Wang Qiao, Kieffer-Kwon Kyong-Rim, Oliveira Thiago Y, Mayer Christian T, Yao Kaihui, Pai Joy, Cao Zhen, Dose Marei, Casellas Rafael, Jankovic Mila, Nussenzweig Michel C, Robbiani Davide F
Laboratory of Molecular Immunology, The Rockefeller University, New York, NY 10065
Genomics and Immunity, National Institute of Arthritis and Musculoskeletal and Skin Diseases, National Institutes of Health, Bethesda, MD 20892.
J Exp Med. 2017 Jan;214(1):49-58. doi: 10.1084/jem.20161649. Epub 2016 Dec 20.
Activation-induced cytidine deaminase (AID) converts cytosine into uracil to initiate somatic hypermutation (SHM) and class switch recombination (CSR) of antibody genes. In addition, this enzyme produces DNA lesions at off-target sites that lead to mutations and chromosome translocations. However, AID is mostly cytoplasmic, and how and exactly when it accesses nuclear DNA remains enigmatic. Here, we show that AID is transiently in spatial contact with genomic DNA from the time the nuclear membrane breaks down in prometaphase until early G1, when it is actively exported into the cytoplasm. Consistent with this observation, the immunoglobulin (Igh) gene deamination as measured by uracil accumulation occurs primarily in early G1 after chromosomes decondense. Altering the timing of cell cycle-regulated AID nuclear residence increases DNA damage at off-target sites. Thus, the cell cycle-controlled breakdown and reassembly of the nuclear membrane and the restoration of transcription after mitosis constitute an essential time window for AID-induced deamination, and provide a novel DNA damage mechanism restricted to early G1.
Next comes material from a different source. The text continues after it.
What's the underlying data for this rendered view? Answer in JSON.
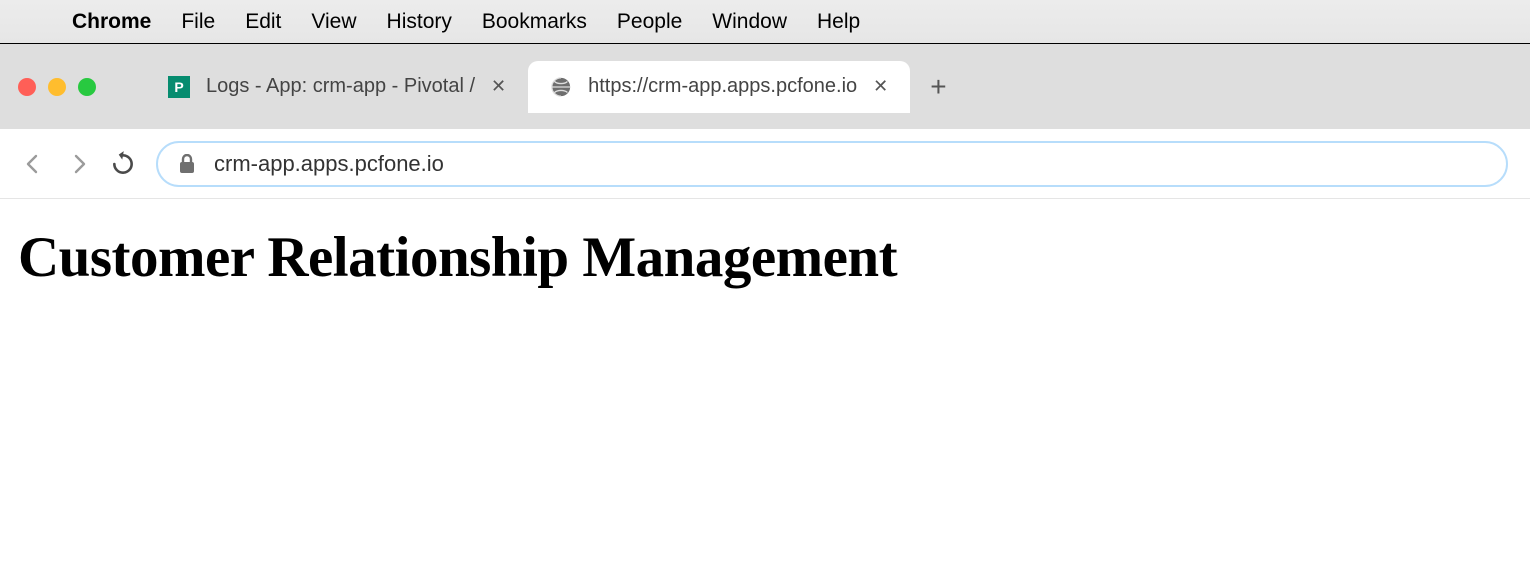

活化诱导胞苷脱氨酶(AID)将胞嘧啶转化为尿嘧啶,从而启动抗体基因的体细胞高频突变(SHM)和类别转换重组(CSR)。此外,这种酶会在非靶位点产生DNA损伤,导致突变和染色体易位。然而,AID主要存在于细胞质中,它如何以及何时确切地进入核DNA仍然是个谜。在这里,我们表明,从前期核膜破裂到G1早期(此时它被主动输出到细胞质中),AID与基因组DNA存在短暂的空间接触。与这一观察结果一致,通过尿嘧啶积累测量的免疫球蛋白(Igh)基因脱氨主要发生在染色体解聚后的G1早期。改变细胞周期调控的AID核驻留时间会增加非靶位点的DNA损伤。因此,细胞周期控制的核膜破裂和重新组装以及有丝分裂后转录的恢复构成了AID诱导脱氨的关键时间窗口,并提供了一种仅限于G1早期的新型DNA损伤机制。